Even so, a bitter fight ensues. But finally we breach the force fields and let loose a cluster of nanobombs that burrow into the hull of the Beacon’s ship and eat the fissile material which is used to send the quantised signals through space. The Beacon is neutralised, though not destroyed. We have almost won. All we have to do is follow up the attack.
“Okay we’re moving in.”
“Aye aye, Cap’n.”
“Aye, Cap’n.”
“Prepare to board.”
“Preparing to board.”
The ship lurches forward. I take a deep breath. Then slowly exhale. I allow my thoughts to settle, and an eerie calm descends upon me.
For a second I allow myself to hope…
Then the ship stops, with shocking abruptness. I almost tumble from my seat. I look at Brandon, who has stalled our vessel with such astonishing clumsiness. His face is pale, he is listening to a message in his inner earpiece.
“What?” I bark at him.
“Cap’n… News from Cambria.” He can hardly speak the words.
I am filled with foreboding.
“Can’t it fucking well wait?”
“No.”
“Then what?”
“Doppelganger Robots have reasserted control. A backup Quantum Beacon has been employed.”
“ What!!!” screams Jamie.
“Backup? Fucking backup?”
I shoot a fierce look at Lena. “What is this? Did you know about this?” She looks fearful, I believe she didn’t know.
“After all we have done, all we have sacrificed,” Jamie murmurs, bitterly.
Lena’s brow furrows. She appears to be listening to something. Then, finally, she tells us, “I’m sorry.”
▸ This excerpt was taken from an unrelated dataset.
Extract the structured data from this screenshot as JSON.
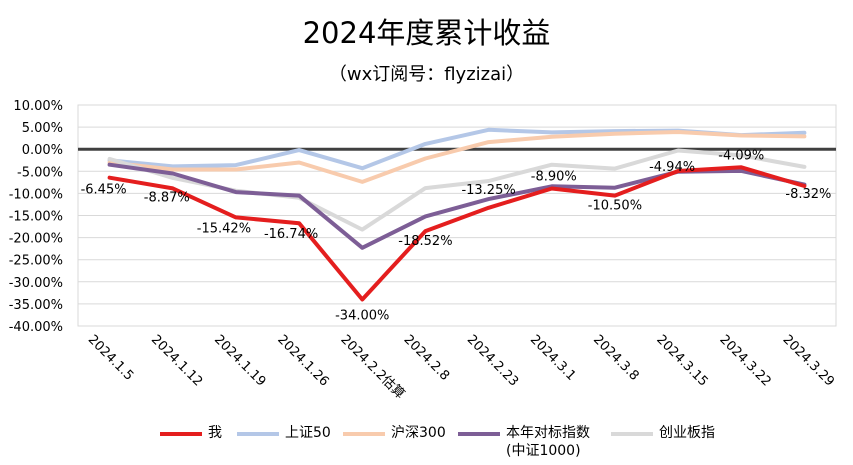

All eyes burn her with hate.
“I didn’t know, I swear!” she tells us, in broken tones. “Peter must have encrypted the information, my remote computer knew nothing. But now… I have the information now.” Her eyes are glazed, as her remote computer explains it to her: “There was a second Beacon on the Cambrian system, hidden inside an asteroid. This has now been activated.” Her tones are tinged in guilt. She blames herself, for not guessing this, for not interrogating her own mind in search of Peter’s secret strategies.
“What about the Kornbluth Beacon?” I ask. “Does that have a twin?”
Her brow furrows again. Then she tells me, in the flat tones of someone repeating by rote, “Yes. Our first assault has neutralised the Beacon, but messages are still being transmitted to Earth. There must therefore be a second Beacon already on-line. Its location is not available to my remote computer.”
“What a total fucking waste of all our fucking lives!” says Brandon.
Lena continues:
“Doppelganger Robots are being mass-produced again on Cambria. A bombing strike has been launched on the citizens of Cardiff. Casualties are high. The air in the underground caverns is thick with burning flesh. Within two days, Cambria will be a slave planet once more. “
A cold silence lingers.
All eyes are on me. I realise I am crying. I feel ashamed. I can see in my mind’s eye the citizens of my home planet being burned and slaughtered, as brutal punishment for daring to defy the Cheo’s empire. And this is my fault. Millions will die. And this is my fault. The survivors will be tortured and brutalised beyond all measure. And this is my fault.